Amid Trump trade worries, China tariffs give Canada ‘firm’ ground: Freeland
Global News
Chrystia Freeland pointed to Canada's experience with incoming U.S. president Donald Trump, as well as alignment on Chinese tariffs, as helping Ottawa navigate trade negotiations.
Chrystia Freeland says that a unified stance towards China will give Canada a “firm foundation” in upcoming trade negotiations with the United States and president-elect Donald Trump.
Deputy Prime Minister and Finance Minister Freeland spoke to reporters Friday after the first meeting of the newly revived cabinet committee on Canada-U.S. relations, which she will again chair.
She compared the committee to the task force struck during the COVID-19 pandemic, bringing ministers together regularly to address an “urgent issue.” In this case, it’s the Canada-U.S. relationship, which is set to see the border and trade relations in the spotlight under the incoming Trump administration.
Trump, who was declared the winner of the 2024 U.S. presidential election on Wednesday, promised during the campaign that he would levy blanket tariffs on all goods coming into the country as part of his economic strategy. He also said he would look to renegotiate the Canada-United States-Mexico Agreement (CUSMA), which was signed under his first administration.
News that Trump is set to return to the White House in 2025 has spurred consternation among leaders in Canada’s steel and aluminum industries. The first Trump administration levied 25-per cent tariffs on Canadian steel and 10-per cent tariffs on aluminum in 2018, a tactic that lasted for roughly a year and saw Canada impose retaliatory tariffs on U.S. goods.

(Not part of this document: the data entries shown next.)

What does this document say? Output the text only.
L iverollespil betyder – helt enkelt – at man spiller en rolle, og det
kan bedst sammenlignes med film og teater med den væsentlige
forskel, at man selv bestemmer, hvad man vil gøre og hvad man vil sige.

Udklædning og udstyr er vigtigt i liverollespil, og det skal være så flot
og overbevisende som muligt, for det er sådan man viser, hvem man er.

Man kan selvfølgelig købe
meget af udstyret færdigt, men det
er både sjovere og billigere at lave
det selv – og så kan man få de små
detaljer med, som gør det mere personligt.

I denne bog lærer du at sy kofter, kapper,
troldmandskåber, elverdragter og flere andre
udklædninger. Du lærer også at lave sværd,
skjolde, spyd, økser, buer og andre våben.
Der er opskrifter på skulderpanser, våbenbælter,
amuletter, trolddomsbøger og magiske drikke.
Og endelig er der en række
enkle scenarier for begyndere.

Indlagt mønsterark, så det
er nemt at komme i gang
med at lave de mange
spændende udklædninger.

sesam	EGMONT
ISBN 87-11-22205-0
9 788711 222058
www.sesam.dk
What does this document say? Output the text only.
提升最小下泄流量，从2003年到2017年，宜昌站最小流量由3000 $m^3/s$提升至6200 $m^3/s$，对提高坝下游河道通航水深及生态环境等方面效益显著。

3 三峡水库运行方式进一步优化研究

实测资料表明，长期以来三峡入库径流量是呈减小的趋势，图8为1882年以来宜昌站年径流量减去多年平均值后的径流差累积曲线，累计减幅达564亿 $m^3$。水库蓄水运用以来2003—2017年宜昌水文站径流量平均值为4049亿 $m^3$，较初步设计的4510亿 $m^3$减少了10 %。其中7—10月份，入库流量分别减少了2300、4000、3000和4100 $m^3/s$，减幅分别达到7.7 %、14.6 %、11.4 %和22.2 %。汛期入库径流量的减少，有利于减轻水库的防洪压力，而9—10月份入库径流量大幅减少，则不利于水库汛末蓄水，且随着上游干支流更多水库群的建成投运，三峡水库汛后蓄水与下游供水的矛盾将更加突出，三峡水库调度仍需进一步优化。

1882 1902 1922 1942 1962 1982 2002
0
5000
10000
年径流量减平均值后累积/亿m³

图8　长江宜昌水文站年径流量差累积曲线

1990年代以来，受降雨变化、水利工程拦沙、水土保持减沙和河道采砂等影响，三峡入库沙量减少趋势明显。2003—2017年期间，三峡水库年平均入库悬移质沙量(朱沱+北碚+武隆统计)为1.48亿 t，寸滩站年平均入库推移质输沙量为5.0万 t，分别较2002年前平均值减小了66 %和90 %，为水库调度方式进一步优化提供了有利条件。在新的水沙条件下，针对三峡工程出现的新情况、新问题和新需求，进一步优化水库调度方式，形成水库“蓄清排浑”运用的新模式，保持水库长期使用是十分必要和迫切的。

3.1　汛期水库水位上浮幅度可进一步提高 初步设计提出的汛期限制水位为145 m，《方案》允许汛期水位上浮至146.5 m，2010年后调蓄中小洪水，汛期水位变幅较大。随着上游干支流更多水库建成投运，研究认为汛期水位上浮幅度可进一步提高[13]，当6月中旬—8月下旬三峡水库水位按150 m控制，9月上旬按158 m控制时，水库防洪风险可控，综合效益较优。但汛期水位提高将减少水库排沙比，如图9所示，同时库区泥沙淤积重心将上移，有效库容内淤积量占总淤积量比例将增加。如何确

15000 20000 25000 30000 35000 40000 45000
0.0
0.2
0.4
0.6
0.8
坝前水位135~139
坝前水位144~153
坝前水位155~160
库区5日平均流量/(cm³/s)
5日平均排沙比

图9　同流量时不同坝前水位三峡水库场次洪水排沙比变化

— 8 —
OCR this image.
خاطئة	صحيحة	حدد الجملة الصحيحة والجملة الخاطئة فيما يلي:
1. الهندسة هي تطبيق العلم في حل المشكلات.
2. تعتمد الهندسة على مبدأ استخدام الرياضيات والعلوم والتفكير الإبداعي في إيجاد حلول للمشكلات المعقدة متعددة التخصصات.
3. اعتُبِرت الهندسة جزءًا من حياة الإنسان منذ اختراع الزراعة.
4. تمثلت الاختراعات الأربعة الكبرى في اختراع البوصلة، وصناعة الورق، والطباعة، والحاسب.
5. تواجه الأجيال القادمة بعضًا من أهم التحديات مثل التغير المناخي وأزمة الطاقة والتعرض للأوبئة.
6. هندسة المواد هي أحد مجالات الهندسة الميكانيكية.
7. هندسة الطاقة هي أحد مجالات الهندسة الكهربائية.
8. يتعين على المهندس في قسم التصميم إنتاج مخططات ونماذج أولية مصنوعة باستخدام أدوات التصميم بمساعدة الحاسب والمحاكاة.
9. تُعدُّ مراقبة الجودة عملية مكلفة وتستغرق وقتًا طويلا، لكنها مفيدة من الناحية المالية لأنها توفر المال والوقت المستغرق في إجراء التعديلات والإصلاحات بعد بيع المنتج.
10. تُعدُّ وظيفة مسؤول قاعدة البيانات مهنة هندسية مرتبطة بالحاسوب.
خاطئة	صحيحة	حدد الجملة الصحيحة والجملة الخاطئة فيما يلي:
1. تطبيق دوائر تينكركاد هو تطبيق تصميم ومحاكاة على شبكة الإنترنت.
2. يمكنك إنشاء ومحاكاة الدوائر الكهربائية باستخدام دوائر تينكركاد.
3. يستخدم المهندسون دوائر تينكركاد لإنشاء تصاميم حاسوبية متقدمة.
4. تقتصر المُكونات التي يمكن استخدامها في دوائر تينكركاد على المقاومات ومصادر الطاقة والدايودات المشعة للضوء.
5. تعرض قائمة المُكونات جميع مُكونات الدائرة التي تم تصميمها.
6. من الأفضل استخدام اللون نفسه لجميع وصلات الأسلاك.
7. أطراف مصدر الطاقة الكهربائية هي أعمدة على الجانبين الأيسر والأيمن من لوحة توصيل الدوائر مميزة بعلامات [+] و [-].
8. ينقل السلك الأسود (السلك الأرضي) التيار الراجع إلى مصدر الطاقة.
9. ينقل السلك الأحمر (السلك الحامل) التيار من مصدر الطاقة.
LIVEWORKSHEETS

But Freeland said Friday that Canada “learned a lot” from its negotiations with Trump in his first term.
“What’s important about that whole experience is that Canada and the United States agreed, at the end of the day, that it didn’t make sense for our two countries to have those tariffs imposed,” she said.
“To me, that is a very powerful proof point of really the fundamental economic rationale, the fundamental economic benefit that both countries get from the economic relationship.”